Gary Vesperman wrote:
>
> Dr. Patrick G. Bailey, Nancy C. Worthington, Dr. Nicholas Begich, Jeane
> Manning, Dr. Richard Williams, Paul Kossey, James J. Hurtak, Richard
> Hoagland, Peter Van Tuyn, Jim Padburg, and others are asking disturbing
> questions about the real purposes, secrecy, and possibly frightful dangers
> from the future expanded form of the military's High Frequency Active
> Auroral Research Program (HAARP) in Alaska.
>
> HAARP's original Environmental Impact Statement does not truthfully address
> the implications of easily being able to expand HAARP to a far higher power
> level. Yet the projected power levels apparently would be able to, over
> areas as large as several states, burn holes in the upper atmosphere with
> unknown consequences, cause severe weather changes, numb the minds of ALL
> the people to helpless zombies against their will, harm animals as well as
> people, possibly even induce earthquakes, and disable sensitive electronic
> equipment including computers, modern vehicles, communications switches, and
> heart pacemakers.

Hi everybody , I'm new

All this HAARP info does sound scary, mainly b/c it everywhere.

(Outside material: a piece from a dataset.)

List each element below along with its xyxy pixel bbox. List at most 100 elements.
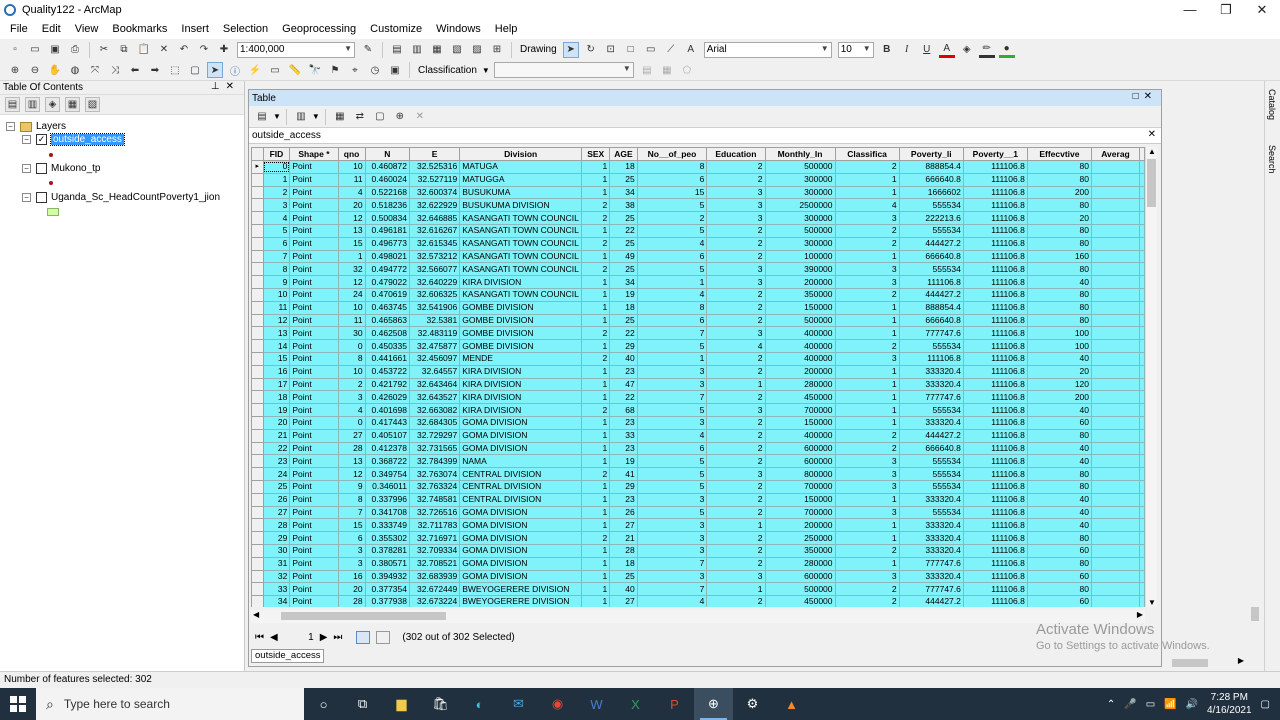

But what is also scary is correlation between decriptions of HAARP
and its possible dangers, and a movie from New Zealand called "THE
SILENT EARTH." If your local movie rental has this check it out. I've
been wanting to know where these movie makers get there ideas
(especially science fiction) and why they keep ending up on the internet
exposed as real government projects... a couple years down the road.